Ella, siempre tan pálida, famélica y lánguida, bullía en vida, en energía. Tenía las mejillas sonrosadas por el esfuerzo. Parecía otra, vital, desmelenada, desenfrenada. Estoy convencido de que disfrutaba, al fin, de poder “desencorsetarse” de la disciplina de la danza y hacer ejercicio sin pautas ni correcciones. Laura demostraba con sus movimientos y su aguante que se encontraba en una forma física envidiable; estaba claro que tenía una gran formación en una disciplina que exigía tanto esfuerzo y agilidad como el ballet. Pero eran tales los nuevos estímulos que recorrían a aquella muñequita articulada, tan violenta la libertad de la que gozaba entonces, que no pudo controlarse, y finalmente, en un momento dado, cuando la lata le venía a ella, la golpeó con su delicada mano, y en ese golpe, limpio, preciso, elegante, el tiempo se congeló para los que estábamos allí, porque vimos cómo, casi por arte de magia, la trayectoria de la lata, en principio dirigida a Bañuelos, daba un diabólico giro hacia atrás y se precipitaba por la ventana que algún imprudente había dejado abierta. Y al instante, escuchamos un sonido de choque y un instantáneo ¡AY! que llegaban desde el patio trasero, a donde daba la ventana. La lata le había dado a alguien, y el quejido, proveniente de una dolorida voz aguda, debía de haberse escuchado en un kilómetro a la redonda. Cuando se supo quién había sido la víctima del latazo, el destino parecía haber querido conspirar contra nosotros

domingo, 2 de noviembre de 2008

Trozo de "Vida y Muerte del Hombre Caduco" (mi último relato)

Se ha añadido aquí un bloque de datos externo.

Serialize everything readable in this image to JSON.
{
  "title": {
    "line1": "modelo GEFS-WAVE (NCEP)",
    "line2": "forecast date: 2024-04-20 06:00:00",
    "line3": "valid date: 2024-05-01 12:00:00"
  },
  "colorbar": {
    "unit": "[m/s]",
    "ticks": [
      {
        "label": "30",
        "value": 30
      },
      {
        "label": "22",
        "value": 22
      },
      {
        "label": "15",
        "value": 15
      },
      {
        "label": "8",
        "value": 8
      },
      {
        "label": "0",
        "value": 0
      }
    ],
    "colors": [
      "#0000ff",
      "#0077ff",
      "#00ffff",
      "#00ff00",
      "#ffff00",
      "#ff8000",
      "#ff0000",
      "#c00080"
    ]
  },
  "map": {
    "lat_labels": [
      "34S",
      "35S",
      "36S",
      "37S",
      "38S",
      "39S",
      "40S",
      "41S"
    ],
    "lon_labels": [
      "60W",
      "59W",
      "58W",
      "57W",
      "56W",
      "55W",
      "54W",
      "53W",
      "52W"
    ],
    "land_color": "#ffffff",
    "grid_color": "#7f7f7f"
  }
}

Es algo hermoso esto de la autosatisfacción, la falta de preocupaciones, estos días llevaderos, a ras de tierra, en los que no se atreven a gritar ni el dolor ni el placer, donde todo no hace sino susurrar y andar de puntillas.

Hermann Hesse, El lobo estepario



Hace tiempo que comprendí que los seres humanos no caducamos cuando dejamos de respirar o cuando mostramos un encefalograma plano, o cuando nos quedamos en estado vegetativo, perdiendo para siempre la conciencia y el raciocinio. No, señor: caducamos cuando nuestra vida deja de tener sentido, algo que ocurre en el momento que consentimos que pase esa oportunidad única e irrepetible que, de haber sido aprovechada, podría habernos conducido a una existencia completamente diferente y mucho más satisfactoria que la que al final nos acaba prostituyendo hasta el día de nuestra muerte. Por supuesto que al realizar esta tajante afirmación nos estamos moviendo en el territorio de lo hipotético; nunca sabremos a ciencia cierta si hubiéramos sido más felices de haber estudiado esa carrera que todos nos recomendaron rechazar, o de habernos instalado en ese país que al final se nos presentó demasiado lejano y temible, o de haber escogido como pareja a ese hombre o a esa mujer que, pese a hechizarnos, permitimos escapar. Sí, de acuerdo, hablamos de posibilidades remotas, de probables, de posibles, qué sé yo cómo definirlo, pero estoy convencido de que a raíz de lo que acaban de leer no han podido evitar acordarse de sus espinitas particulares, de esos “pudo ser pero no fue” que ustedes también arrastran, ¿a que sí?